Historic Main Street
Welcome to this self-guided tour of Main Street Oneonta, part of the Downtown Oneonta Historic District on the New York State and National Registers of Historic Places. We’re proud of our historic downtown, and pleased to share it with you.
This is the oldest brick building on Main Street, built in 1866, the year after the railroad came to Oneonta. Through the years the first floor held a hardware store, a restaurant, a dress shop, and a jewelry store. It has been the home of the Greater Oneonta Historical Society since 2005. Up Dietz Street you will see the Destination Oneonta Welcome Center, the site of the Post Office from about 1890 to 1915.
The original hotel on this site was the Central Hotel, built in 1873. It burned in 1910 and was soon replaced by the Oneonta Hotel. Note the lion heads and the Ionic columns on the Beaux Arts building. Broad Street once ran from the hotels on this site to the Delaware & Hudson railroad depot on Market Street.
Woolworth’s and Newberry’s were among several national chains on Main Street in the middle of the 20th century. Others included A & P, Grand Union, WT Grant, SS Kresge, JC Penney, and Sears Roebuck.
Wilber Bank moved to Oneonta in 1873 and was chartered in 1874. The bank at this site was built in four phases, beginning in 1907 with the wing at the west end. Wilber National Bank merged with Community Bank in 2011.
Built in 1867 by David Yager in the Italianate style, it was remodeled in 1891 in the Queen Anne style by George Fairchild. Fairchild was a US congressman and the first chairman of the board of IBM. Oneonta Masonic Lodge No. 466 has occupied the building since 1929.
Behind the First Presbyterian Church is Oneonta’s most historic cemetery. In 1805 Frederick Brown deeded the land for the church, parsonage, and cemetery. It was called Riverside because it was by the side of the Susquehanna River until the river was diverted in 1815. In 1860 the cemetery became independent of the church.
Oneonta’s City Hall was added to the Register of Historic Places as the Old Post Office. When the new post office was completed in 1967, the Old Post Office was slated for demolition, but community opposition saved it from urban renewal and led to its adaptive reuse as Oneonta’s City Hall.
Built in 1906, Oneonta’s first city hall is a mix of the Neo-Classical Revival and Beaux Arts styles. It served as seat of municipal government and the police and fire departments until 1980 when city offices moved to the Old Post Office.
The parking lot here was the site of the Westcott Block, a four-story building with a clock tower. Hops merchants Luzerne and Munro Westcott had the building constructed in 1886 for their offices.
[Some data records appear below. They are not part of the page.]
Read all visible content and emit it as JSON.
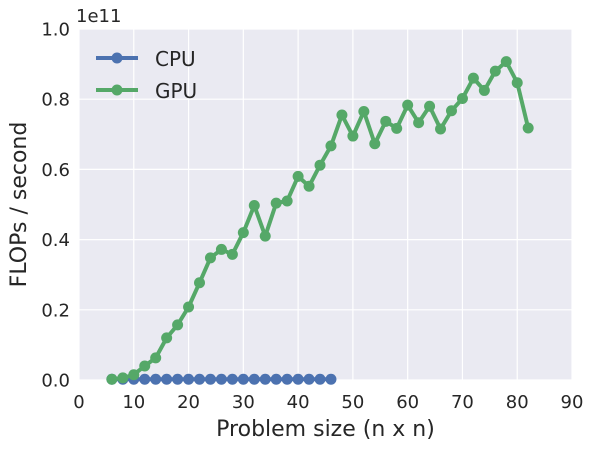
{
  "chart_data": {
    "type": "line",
    "title": "",
    "xlabel": "Problem size (n x n)",
    "ylabel": "FLOPs / second",
    "y_multiplier_label": "1e11",
    "xlim": [
      0,
      90
    ],
    "ylim": [
      0,
      1.0
    ],
    "x_ticks": [
      "0",
      "10",
      "20",
      "30",
      "40",
      "50",
      "60",
      "70",
      "80",
      "90"
    ],
    "y_ticks": [
      "0.0",
      "0.2",
      "0.4",
      "0.6",
      "0.8",
      "1.0"
    ],
    "grid": true,
    "legend_position": "top-left",
    "colors": {
      "background": "#eaeaf2",
      "grid": "#ffffff",
      "CPU": "#4c72b0",
      "GPU": "#55a868"
    },
    "series": [
      {
        "name": "CPU",
        "x": [
          6,
          8,
          10,
          12,
          14,
          16,
          18,
          20,
          22,
          24,
          26,
          28,
          30,
          32,
          34,
          36,
          38,
          40,
          42,
          44,
          46
        ],
        "y": [
          0.002,
          0.002,
          0.002,
          0.002,
          0.002,
          0.002,
          0.002,
          0.002,
          0.002,
          0.002,
          0.002,
          0.002,
          0.002,
          0.002,
          0.002,
          0.002,
          0.002,
          0.002,
          0.002,
          0.002,
          0.002
        ]
      },
      {
        "name": "GPU",
        "x": [
          6,
          8,
          10,
          12,
          14,
          16,
          18,
          20,
          22,
          24,
          26,
          28,
          30,
          32,
          34,
          36,
          38,
          40,
          42,
          44,
          46,
          48,
          50,
          52,
          54,
          56,
          58,
          60,
          62,
          64,
          66,
          68,
          70,
          72,
          74,
          76,
          78,
          80,
          82
        ],
        "y": [
          0.002,
          0.006,
          0.015,
          0.04,
          0.063,
          0.12,
          0.157,
          0.208,
          0.277,
          0.348,
          0.372,
          0.358,
          0.42,
          0.497,
          0.41,
          0.504,
          0.51,
          0.58,
          0.552,
          0.612,
          0.667,
          0.755,
          0.695,
          0.765,
          0.673,
          0.737,
          0.717,
          0.783,
          0.733,
          0.78,
          0.715,
          0.767,
          0.802,
          0.86,
          0.825,
          0.88,
          0.907,
          0.847,
          0.718
        ]
      }
    ]
  }
}
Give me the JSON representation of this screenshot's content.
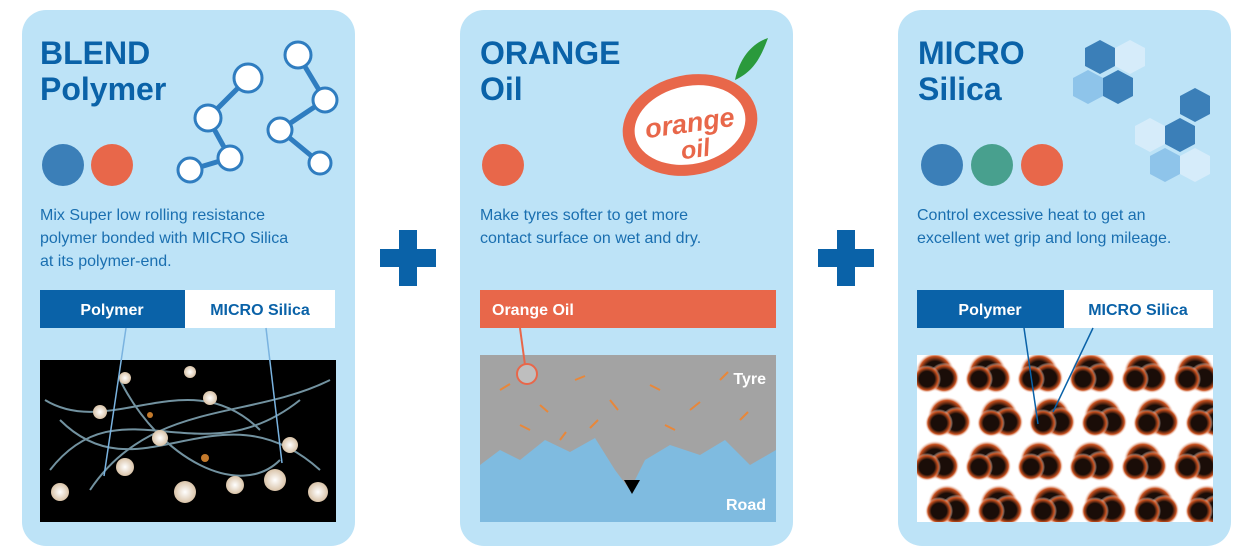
{
  "cards": [
    {
      "title": [
        "BLEND",
        "Polymer"
      ],
      "description": [
        "Mix Super low rolling resistance",
        "polymer bonded with MICRO Silica",
        "at its polymer-end."
      ],
      "labels": [
        "Polymer",
        "MICRO Silica"
      ]
    },
    {
      "title": [
        "ORANGE",
        "Oil"
      ],
      "logo": [
        "orange",
        "oil"
      ],
      "description": [
        "Make tyres softer to get more",
        "contact surface on wet and dry."
      ],
      "labels": [
        "Orange Oil"
      ],
      "image_labels": [
        "Tyre",
        "Road"
      ]
    },
    {
      "title": [
        "MICRO",
        "Silica"
      ],
      "description": [
        "Control excessive heat to get an",
        "excellent wet grip and long mileage."
      ],
      "labels": [
        "Polymer",
        "MICRO Silica"
      ]
    }
  ]
}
The building was razed in 1968 and the clock tower stored. The clock is now on display in the Walkway at 190 Main Street.
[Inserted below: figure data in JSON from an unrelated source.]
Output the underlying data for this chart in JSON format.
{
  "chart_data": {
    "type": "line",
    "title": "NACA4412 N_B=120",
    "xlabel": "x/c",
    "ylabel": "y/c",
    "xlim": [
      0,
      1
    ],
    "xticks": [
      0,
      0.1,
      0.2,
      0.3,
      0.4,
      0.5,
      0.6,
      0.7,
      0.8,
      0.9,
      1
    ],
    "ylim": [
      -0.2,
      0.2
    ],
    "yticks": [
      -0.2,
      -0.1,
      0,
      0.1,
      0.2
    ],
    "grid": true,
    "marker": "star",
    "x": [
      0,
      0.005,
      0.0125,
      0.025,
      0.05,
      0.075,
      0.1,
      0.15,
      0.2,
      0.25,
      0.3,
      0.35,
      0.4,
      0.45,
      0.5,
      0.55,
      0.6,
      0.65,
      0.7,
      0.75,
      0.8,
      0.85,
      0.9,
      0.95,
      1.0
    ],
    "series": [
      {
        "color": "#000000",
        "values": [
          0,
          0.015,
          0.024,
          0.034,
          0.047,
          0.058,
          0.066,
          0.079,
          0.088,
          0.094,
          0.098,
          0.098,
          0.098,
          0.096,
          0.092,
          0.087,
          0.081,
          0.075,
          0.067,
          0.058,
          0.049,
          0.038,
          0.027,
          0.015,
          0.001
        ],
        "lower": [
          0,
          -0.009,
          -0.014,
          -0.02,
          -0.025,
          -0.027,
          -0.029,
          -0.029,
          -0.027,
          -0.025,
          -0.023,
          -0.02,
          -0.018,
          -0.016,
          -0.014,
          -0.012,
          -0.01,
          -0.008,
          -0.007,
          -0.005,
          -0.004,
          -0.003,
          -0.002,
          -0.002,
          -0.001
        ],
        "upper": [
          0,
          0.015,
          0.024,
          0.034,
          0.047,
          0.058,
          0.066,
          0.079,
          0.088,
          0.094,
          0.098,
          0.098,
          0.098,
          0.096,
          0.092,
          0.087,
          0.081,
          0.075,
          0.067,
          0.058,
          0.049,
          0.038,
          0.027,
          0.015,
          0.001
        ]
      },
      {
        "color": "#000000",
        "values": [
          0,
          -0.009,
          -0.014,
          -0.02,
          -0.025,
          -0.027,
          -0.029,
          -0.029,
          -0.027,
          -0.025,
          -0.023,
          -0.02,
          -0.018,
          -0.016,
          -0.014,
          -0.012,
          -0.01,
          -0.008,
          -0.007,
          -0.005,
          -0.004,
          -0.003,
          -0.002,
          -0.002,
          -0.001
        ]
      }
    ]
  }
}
Broad Street with its hotels, bars, restaurants, and the city’s first YMCA had connected the railroad station to Main Street for more than 100 years. It disappeared without a trace between 1974 and 1976, a victim of urban renewal. The large, empty lot was not filled until more than a quarter century later when Muller Plaza was dedicated and the Clarion Hotel built.
Eliakim Ford had a stone store on the site in 1840. After a disastrous Main Street fire in 1881, his grandson Newton Ford and others built the Ford Block. The block was slated for demolition during urban renewal, with plans to use the space for a shopping center, but funding ran out and the building was saved.
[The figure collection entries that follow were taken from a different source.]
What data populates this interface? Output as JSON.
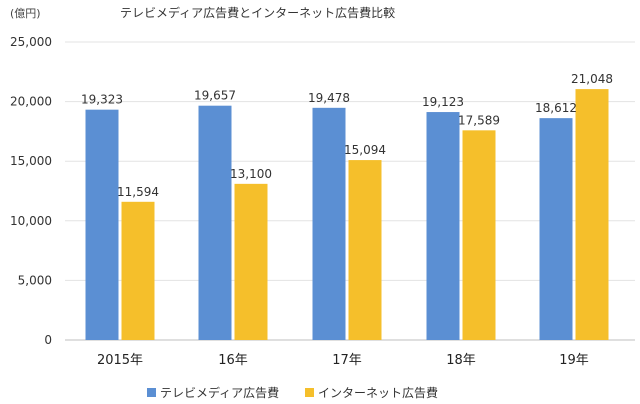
{
  "chart_data": {
    "type": "bar",
    "title": "テレビメディア広告費とインターネット広告費比較",
    "unit_label": "(億円)",
    "categories": [
      "2015年",
      "16年",
      "17年",
      "18年",
      "19年"
    ],
    "series": [
      {
        "name": "テレビメディア広告費",
        "color": "#5b8fd3",
        "values": [
          19323,
          19657,
          19478,
          19123,
          18612
        ],
        "labels": [
          "19,323",
          "19,657",
          "19,478",
          "19,123",
          "18,612"
        ]
      },
      {
        "name": "インターネット広告費",
        "color": "#f5bf2b",
        "values": [
          11594,
          13100,
          15094,
          17589,
          21048
        ],
        "labels": [
          "11,594",
          "13,100",
          "15,094",
          "17,589",
          "21,048"
        ]
      }
    ],
    "ylim": [
      0,
      25000
    ],
    "yticks": [
      0,
      5000,
      10000,
      15000,
      20000,
      25000
    ],
    "ytick_labels": [
      "0",
      "5,000",
      "10,000",
      "15,000",
      "20,000",
      "25,000"
    ],
    "grid": true,
    "legend": "bottom"
  }
}
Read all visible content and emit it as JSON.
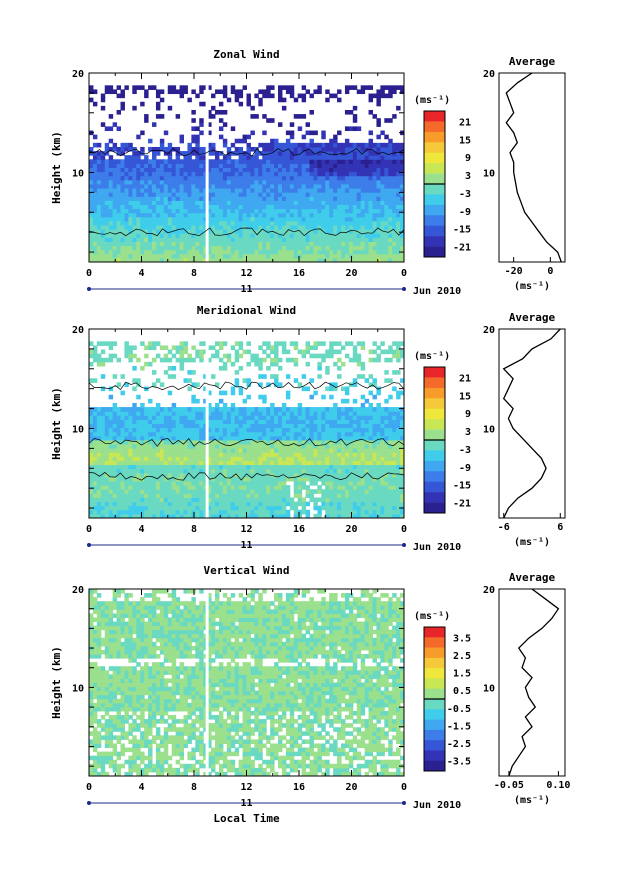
{
  "chart_data": [
    {
      "type": "heatmap",
      "title": "Zonal Wind",
      "ylabel": "Height (km)",
      "ylim": [
        1,
        20
      ],
      "y_ticks": [
        "10",
        "20"
      ],
      "x_ticks": [
        "0",
        "4",
        "8",
        "12",
        "16",
        "20",
        "0"
      ],
      "xlim": [
        0,
        24
      ],
      "date_row": {
        "day": "11",
        "month_year": "Jun 2010"
      },
      "colorbar": {
        "unit": "(ms⁻¹)",
        "ticks": [
          "21",
          "15",
          "9",
          "3",
          "-3",
          "-9",
          "-15",
          "-21"
        ],
        "colors": [
          "#E8262A",
          "#F46A2A",
          "#F79B2A",
          "#F6C93A",
          "#EFE73C",
          "#C9E655",
          "#9AE08D",
          "#6AD9C2",
          "#3FCDEB",
          "#3FA8F0",
          "#3C7DEA",
          "#3556D6",
          "#3334B5",
          "#2A2090"
        ]
      },
      "average_profile": {
        "title": "Average",
        "xlabel": "(ms⁻¹)",
        "x_ticks": [
          "-20",
          "0"
        ],
        "xlim": [
          -28,
          8
        ],
        "y_ticks": [
          "10",
          "20"
        ],
        "height_km": [
          1,
          2,
          3,
          4,
          5,
          6,
          7,
          8,
          9,
          10,
          11,
          12,
          13,
          14,
          15,
          16,
          17,
          18,
          19,
          20
        ],
        "values": [
          6,
          4,
          -2,
          -6,
          -10,
          -14,
          -16,
          -18,
          -19,
          -20,
          -20,
          -22,
          -18,
          -20,
          -24,
          -20,
          -22,
          -24,
          -18,
          -10
        ]
      }
    },
    {
      "type": "heatmap",
      "title": "Meridional Wind",
      "ylabel": "Height (km)",
      "ylim": [
        1,
        20
      ],
      "y_ticks": [
        "10",
        "20"
      ],
      "x_ticks": [
        "0",
        "4",
        "8",
        "12",
        "16",
        "20",
        "0"
      ],
      "xlim": [
        0,
        24
      ],
      "date_row": {
        "day": "11",
        "month_year": "Jun 2010"
      },
      "colorbar": {
        "unit": "(ms⁻¹)",
        "ticks": [
          "21",
          "15",
          "9",
          "3",
          "-3",
          "-9",
          "-15",
          "-21"
        ],
        "colors": [
          "#E8262A",
          "#F46A2A",
          "#F79B2A",
          "#F6C93A",
          "#EFE73C",
          "#C9E655",
          "#9AE08D",
          "#6AD9C2",
          "#3FCDEB",
          "#3FA8F0",
          "#3C7DEA",
          "#3556D6",
          "#3334B5",
          "#2A2090"
        ]
      },
      "average_profile": {
        "title": "Average",
        "xlabel": "(ms⁻¹)",
        "x_ticks": [
          "-6",
          "6"
        ],
        "xlim": [
          -7,
          7
        ],
        "y_ticks": [
          "10",
          "20"
        ],
        "height_km": [
          1,
          2,
          3,
          4,
          5,
          6,
          7,
          8,
          9,
          10,
          11,
          12,
          13,
          14,
          15,
          16,
          17,
          18,
          19,
          20
        ],
        "values": [
          -6,
          -5,
          -3,
          0,
          2,
          3,
          2,
          0,
          -2,
          -4,
          -5,
          -4,
          -6,
          -5,
          -4,
          -6,
          -2,
          0,
          4,
          6
        ]
      }
    },
    {
      "type": "heatmap",
      "title": "Vertical Wind",
      "ylabel": "Height (km)",
      "xlabel": "Local Time",
      "ylim": [
        1,
        20
      ],
      "y_ticks": [
        "10",
        "20"
      ],
      "x_ticks": [
        "0",
        "4",
        "8",
        "12",
        "16",
        "20",
        "0"
      ],
      "xlim": [
        0,
        24
      ],
      "date_row": {
        "day": "11",
        "month_year": "Jun 2010"
      },
      "colorbar": {
        "unit": "(ms⁻¹)",
        "ticks": [
          "3.5",
          "2.5",
          "1.5",
          "0.5",
          "-0.5",
          "-1.5",
          "-2.5",
          "-3.5"
        ],
        "colors": [
          "#E8262A",
          "#F46A2A",
          "#F79B2A",
          "#F6C93A",
          "#EFE73C",
          "#C9E655",
          "#9AE08D",
          "#6AD9C2",
          "#3FCDEB",
          "#3FA8F0",
          "#3C7DEA",
          "#3556D6",
          "#3334B5",
          "#2A2090"
        ]
      },
      "average_profile": {
        "title": "Average",
        "xlabel": "(ms⁻¹)",
        "x_ticks": [
          "-0.05",
          "0.10"
        ],
        "xlim": [
          -0.08,
          0.12
        ],
        "y_ticks": [
          "10",
          "20"
        ],
        "height_km": [
          1,
          2,
          3,
          4,
          5,
          6,
          7,
          8,
          9,
          10,
          11,
          12,
          13,
          14,
          15,
          16,
          17,
          18,
          19,
          20
        ],
        "values": [
          -0.05,
          -0.04,
          -0.02,
          0.0,
          -0.01,
          0.02,
          0.0,
          0.03,
          0.01,
          0.0,
          0.02,
          -0.01,
          0.0,
          -0.02,
          0.01,
          0.05,
          0.08,
          0.1,
          0.06,
          0.02
        ]
      }
    }
  ]
}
The string of light-colored brick buildings was once the site of Wooden Row, among the last wooden buildings along Main Street. Periodic fires downtown precipitated the move from wood to brick building materials. The worst of these fires destroyed Wooden Row on December 27, 1908.
At the end of the 19th century, residences and businesses lined this section of Main Street. This 1903 map mistakenly shows Market St. as Markle St. In 1921 part of this area became Brown Park, donated to the city by Walter Brown, who lived across street at 97 Main. Much of the land became a parking lot in the 1950s, then the Clinton Plaza development in the 1970s. The only remnant of the park is the spit of land around monument to the 1779 Clinton-Sullivan expedition.
Peter Dinniny had a general store at this corner in 1790, the first in what would become the commercial district. In 1872 the Stanton Opera House was built on the same site.
This is the oldest building on Main Street, originally stone with a wood front. After a fire in 1890 a third floor was added along with the metal facade. For 74 years it was the City Drug Store. The Novelty Lounge has been at this site since 1970. The late 1960s’ photo shows Frew’s Bakery at 149 Main.
Stevens was a Main Street institution for 130 years. Founded by T. Waldo Stevens in 1882, it changed with the times, from repairing carriages, to selling hardware, to being a fish and game store. John Stevens (1918-2012), grandson of the founder, ran the family business until 2012. Note the building’s ornate facade.
Bresee’s department store was a mecca for area shoppers for a century. A 1949 article in Collier’s Magazine compared the store owned by the Bresee family to Macy’s and Gimbels. Bresee’s closed in 2005. Only one third of the department store complex remains, with retail on the first floor and apartment living on the upper floors.